The price of flour is now one hundred dollars a barrel, and other
articles in like proportion. No revenue is collected, or can be. The
army and the Government are supported exclusively by force, by seizing
the crops of the farms and planters, and using them for the benefit of
the so-called confederate government. Starvation is staring them in the
face. The collapse is imminent; and, so far as we may venture to predict
any future event, nothing can be more certain than that before the end
of the coming year, the rebellion will be brought entirely to a close.

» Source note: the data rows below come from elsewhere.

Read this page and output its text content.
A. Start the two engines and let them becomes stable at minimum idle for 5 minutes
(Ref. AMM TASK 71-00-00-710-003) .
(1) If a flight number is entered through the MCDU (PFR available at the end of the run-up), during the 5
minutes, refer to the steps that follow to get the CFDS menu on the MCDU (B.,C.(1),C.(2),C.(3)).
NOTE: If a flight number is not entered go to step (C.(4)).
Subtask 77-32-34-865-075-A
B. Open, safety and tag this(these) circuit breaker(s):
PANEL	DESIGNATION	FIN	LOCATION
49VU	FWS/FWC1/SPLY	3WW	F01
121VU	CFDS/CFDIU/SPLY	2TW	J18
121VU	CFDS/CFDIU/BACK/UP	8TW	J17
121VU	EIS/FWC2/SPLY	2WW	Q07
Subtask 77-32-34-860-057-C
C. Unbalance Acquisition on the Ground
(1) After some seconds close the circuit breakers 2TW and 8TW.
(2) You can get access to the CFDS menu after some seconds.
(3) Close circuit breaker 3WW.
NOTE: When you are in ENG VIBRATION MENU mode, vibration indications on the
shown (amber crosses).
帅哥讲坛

(_Hear, hear._) We must recollect, also, that there is not a single
State of the South in which a large majority of the population
(including the blacks) is not now, and always has been, devoted to the
Union. Why, in the State of South Carolina alone, the blacks, who are
devoted to the Union, exceed the whites more than one hundred thousand
in number. The recent elections have all gone for the Union by
overwhelming majorities, and volunteering for the army progresses with
renewed vigor. For all these blessings the President of the United
States has asked us to render thanks to Almighty God. Our cause is that
of humanity, of civilization, of Christianity. We write upon our
banners, from the inspired words of Holy Writ: 'God has made of one
blood all the nations of the earth.' We acknowledge all as brothers, and
invite them to partake with us alike in the grand inheritance of
freedom; and we repeat the divine sentiment from the Sermon on the
Mount: 'Do unto others as you would have them do unto you.